A bitter spat about who gets to run races for ocean racing's biggest growing fleet

 

Not another sailing spat? Yes, I’m afraid so.

The flourishing of the Class 40 fleet has sparked a clash of rival events, rumours of skulduggery and threats of blackballing that have owners and skippers of the boats looking on in dismay.

On one hand, there’s a fall-out between Josh Hall and Brian Hancock, who jointly founded the Portimão Global Ocean Race round the world. Earlier this year they parted company. Josh Hall continued running the race until its finish and now each has announced a rival 2nd generation round the world race targeted at the fleet, both starting in 2011.

On the other hand is a split partly engineered by the Class 40 Association itself. Irritated by what they regarded as shabby treatment two years ago at the Transat Jacques Vabre (TJV) race, they endorsed a rival transatlantic race for the class, La Solidaire du Chocolat, which sets off from France to Mexico in a few weeks.

As a result, the Class 40 fleet planned for the TJV in November is so depleted the organisers have now scrapped it altogether. Severely piqued, they have been calling skipper-owners to tell them that if they take part in La Solidaire du Chocolat they will be banned from entering the highly prestigious Route du Rhum next year, which they also organise.

How did it all become so acrimonious?

Part of the reason, perhaps, is the potential of the Class 40s to be one of the next big circuits. Over 80 have been built. The racing is close, the eligible events are exciting, the budget is achievable for private owners and increasingly attractive to skippers like Giovanni Soldini and Bernard Stamm who have been too cash-strapped to race bigger boats. All in all, the mix is seductive.

The icing on the cake is that the Portimão Global Ocean Race last year proved what many sceptics doubted: that Class 40s are robust enough to race through the Southern Ocean. That, in turn, has released a surge of interest from individuals and syndicates in racing round the world.
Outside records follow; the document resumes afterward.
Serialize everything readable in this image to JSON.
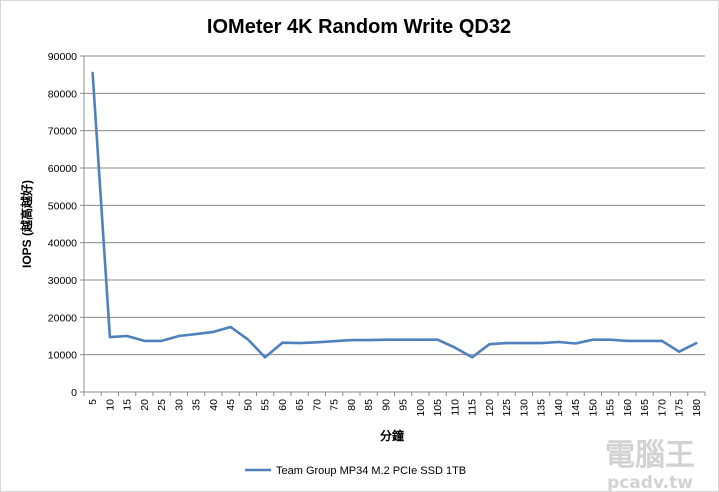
{
  "chart_data": {
    "type": "line",
    "title": "IOMeter 4K Random Write QD32",
    "xlabel": "分鐘",
    "ylabel": "IOPS (越高越好)",
    "ylim": [
      0,
      90000
    ],
    "yticks": [
      0,
      10000,
      20000,
      30000,
      40000,
      50000,
      60000,
      70000,
      80000,
      90000
    ],
    "grid": "horizontal",
    "legend_position": "bottom",
    "categories": [
      "5",
      "10",
      "15",
      "20",
      "25",
      "30",
      "35",
      "40",
      "45",
      "50",
      "55",
      "60",
      "65",
      "70",
      "75",
      "80",
      "85",
      "90",
      "95",
      "100",
      "105",
      "110",
      "115",
      "120",
      "125",
      "130",
      "135",
      "140",
      "145",
      "150",
      "155",
      "160",
      "165",
      "170",
      "175",
      "180"
    ],
    "series": [
      {
        "name": "Team Group MP34 M.2 PCIe SSD 1TB",
        "color": "#4f81bd",
        "values": [
          85500,
          14700,
          15000,
          13700,
          13700,
          15000,
          15500,
          16100,
          17400,
          14100,
          9300,
          13200,
          13100,
          13300,
          13600,
          13900,
          13900,
          14000,
          14000,
          14000,
          14000,
          11900,
          9300,
          12800,
          13100,
          13100,
          13100,
          13400,
          13000,
          14000,
          14000,
          13700,
          13700,
          13700,
          10800,
          13100
        ]
      }
    ]
  },
  "watermark": {
    "line1": "電腦王",
    "line2": "pcadv.tw"
  }
}
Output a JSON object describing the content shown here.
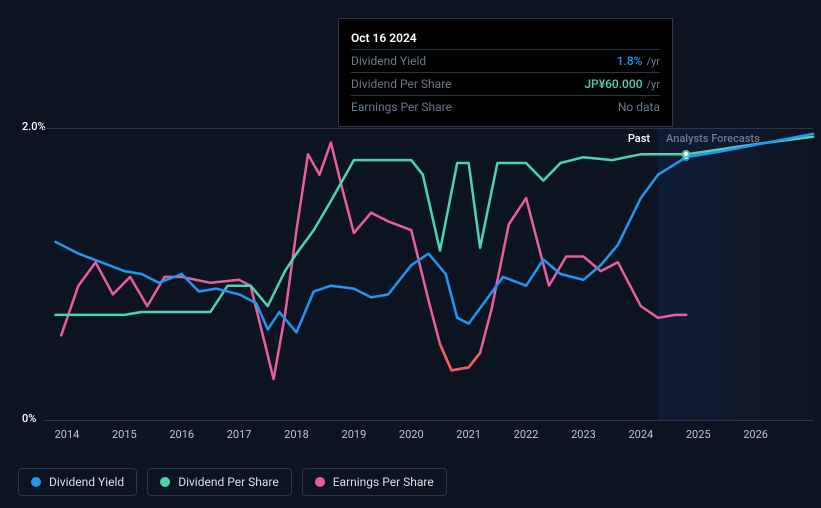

Professionals and amateurs alike are eyeing it up, and the sense of excitement among many for a high profile pro-am circumnavigation – possibly the first true one since the old Whitbread and BOC races – is palpable.

So it’s against this background that the Class 40 association has acted decisively. Earlier this week, they endorsed Josh Hall’s Global Ocean Race over Brian Hancock’s proposal, throwing enormous weight behind Hall’s event in the hope of nipping rivalry and confusion in the bud.

Josh Hall’s Global Ocean Race will start on 12 October 2011. He confirms that the next race is “financially secure”, presumably with private financial backing – “we could call it sponsorship,” he says.

Meanwhile, the Transat Jacques Vabre and Route du Rhum races, both run by French company Pen Duick, potentially face the same guillotine of endorsement or sanction. The class association feels it is in a strong position, and if it isn’t getting what members want and need, is prepared to put a required event out to tender.

The blackballing of skippers wishing to mix and match rival events is a short-sighted and stupidly anti-competitive tactic.

The anxiety I think is that recent history – the demise of the racing multihulls, the sudden ascendancy and equally sudden contraction of sponsorship in IMOCA 60s – show that one can never be certain where the limelight and cash will next fall. These spats underline a suspicion that it could just be the Class 40s next on centre stage.

And so the power struggle has begun.